A lockdown has nominally been in place since 19 March. Schools and businesses are closed, and public gatherings such as Souvenance – a Vodou festival that usually draws thousands to gather and celebrate around Easter – have been cancelled or postponed.  However, although vehicle traffic has slowed, there has been little to no enforcement of the lockdown. Many workers who sell food and other items on the street corners of the capital, Port-au-Prince, and other towns and cities say they can’t afford to stay home.

The virus has yet to hit slums like Cité Soleil on the edge of Port-au-Prince where some 500,000 people live in squalid conditions. More than a third of Haitians lack access to clean drinking water, and two thirds lack sanitation – stark realities that contributed to nearly 11,000 cholera deaths after the earthquake. Maurice lives in one of the capital’s many densely populated communes, Martissant, an area swollen with people living side by side in small cinder block dwellings. Haiti has one of the highest rates of urbanisation in the world, with much of its population living cramped in cities – an increasing trend that contributed to the large death toll in the earthquake, estimated to be between 100,000 to 300,000 people. More than 1.5 million people were also displaced, and thousands are still without homes a decade on. “There are a lot of people living on top of people; families with very little money and many children,” Maurice, who hasn’t left her house in two weeks, told The New Humanitarian by telephone. She fears continuing her job as a clothes vendor on the streets may put her at greater risk of contracting the virus, but she also worries about how she will feed her four children, and how her underlying health condition might worsen her chances if she becomes sick. 

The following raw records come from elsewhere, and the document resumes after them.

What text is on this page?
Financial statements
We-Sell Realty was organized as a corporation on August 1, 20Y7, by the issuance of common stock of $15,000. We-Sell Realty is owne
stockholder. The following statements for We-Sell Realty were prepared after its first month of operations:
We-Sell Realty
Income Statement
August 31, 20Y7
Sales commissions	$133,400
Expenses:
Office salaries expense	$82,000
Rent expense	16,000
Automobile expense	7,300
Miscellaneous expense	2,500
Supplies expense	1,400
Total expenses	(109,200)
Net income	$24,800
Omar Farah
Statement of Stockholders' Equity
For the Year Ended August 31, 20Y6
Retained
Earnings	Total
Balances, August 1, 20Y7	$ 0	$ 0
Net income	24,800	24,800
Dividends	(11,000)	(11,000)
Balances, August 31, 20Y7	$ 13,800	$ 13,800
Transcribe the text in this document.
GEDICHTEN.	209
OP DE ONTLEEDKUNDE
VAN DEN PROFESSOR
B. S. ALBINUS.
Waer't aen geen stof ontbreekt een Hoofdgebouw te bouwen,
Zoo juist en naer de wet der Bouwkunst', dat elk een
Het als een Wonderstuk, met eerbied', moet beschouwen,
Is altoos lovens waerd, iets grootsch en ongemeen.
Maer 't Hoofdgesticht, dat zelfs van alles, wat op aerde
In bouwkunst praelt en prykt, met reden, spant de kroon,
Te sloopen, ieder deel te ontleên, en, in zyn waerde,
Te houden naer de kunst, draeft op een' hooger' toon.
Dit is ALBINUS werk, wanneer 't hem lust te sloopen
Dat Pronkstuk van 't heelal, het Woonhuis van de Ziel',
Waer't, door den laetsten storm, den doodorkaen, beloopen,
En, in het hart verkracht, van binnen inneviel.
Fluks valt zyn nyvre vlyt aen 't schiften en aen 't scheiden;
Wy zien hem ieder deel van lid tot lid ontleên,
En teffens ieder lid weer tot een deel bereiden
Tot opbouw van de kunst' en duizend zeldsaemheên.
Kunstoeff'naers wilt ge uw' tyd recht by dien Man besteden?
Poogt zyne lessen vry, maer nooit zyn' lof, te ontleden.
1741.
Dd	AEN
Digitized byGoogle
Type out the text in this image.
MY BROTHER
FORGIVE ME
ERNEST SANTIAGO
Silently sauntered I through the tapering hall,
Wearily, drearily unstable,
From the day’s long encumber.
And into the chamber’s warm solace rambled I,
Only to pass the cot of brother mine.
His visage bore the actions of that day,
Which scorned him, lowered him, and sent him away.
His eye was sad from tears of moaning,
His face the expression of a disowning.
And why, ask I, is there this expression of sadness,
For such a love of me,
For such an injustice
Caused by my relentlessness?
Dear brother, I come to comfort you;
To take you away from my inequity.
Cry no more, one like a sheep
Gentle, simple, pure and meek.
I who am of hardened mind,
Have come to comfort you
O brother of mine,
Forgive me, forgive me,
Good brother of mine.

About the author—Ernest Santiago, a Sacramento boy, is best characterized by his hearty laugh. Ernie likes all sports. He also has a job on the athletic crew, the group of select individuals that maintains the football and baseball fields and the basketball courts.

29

Haiti has the highest incidence of tuberculosis in the Americas and high rates of other chronic health problems such as diabetes and hypertension. It also has the most HIV/AIDS cases in the Caribbean – the region with the highest HIV prevalence outside sub-Saharan Africa. “There are a lot of people living on top of people; families with very little money and many children.” “We're talking about a weak health system that has already failed to meet people’s needs,” said Elizabeth Campa, senior health and policy adviser for Partners In Health, a Boston-based non-profit known as "Zanmi Lasante" in Haiti. The group runs University Hospital in Mirebalais – a commune about 60 kilometers northeast of Port-au-Prince – which was created by Partners In Health after the 2010 earthquake. It is now one of the only hospitals treating COVID-19 cases in the country. The hospital has also started providing rapid blood testing.

Haiti does have one advantage over some countries. More than half of its population is under 25. The vast majority of global COVID-19 deaths have occured in people over 40.  The earthquake damaged or destroyed much of Haiti’s infrastructure and essential services, including dozens of hospitals and clinics. A sprawling general hospital in Port-au-Prince, intended as a flagship reconstruction project, is still to be completed more than 10 years on. According to a 2019 study, Haiti only has 124 intensive care beds and 64 ventilators. Campa told TNH the number of working ventilators could be closer to 20. There is also a lack of oxygen for potential coronavirus patients, and only one national laboratory that can test for COVID-19.  Journel Ito, head of the Molecular Biology Laboratory Service at the National Public Health Laboratory in Port-au-Prince, told TNH there are two machines in the lab that can conduct up to 100 tests a day. Plans are underway to have five more test sites across the country, Ito said.

There have already been lags in testing. Several doctors told TNH that when patients with COVID-like symptoms are admitted in hospitals, it can take days for them to be tested.  Some patients, meanwhile, have been turned away by fearful medical staff who lack protective gear, Dr. Jean Ardouin Louis Charles, director of the Sanatorium Hospital in Port-au-Prince, told TNH.  “One of our hospitals said they had received a patient who had been rejected by at least three other institutions before they came to them,” said Frank Geneus, president of the Haitian Association of Private Hospitals. 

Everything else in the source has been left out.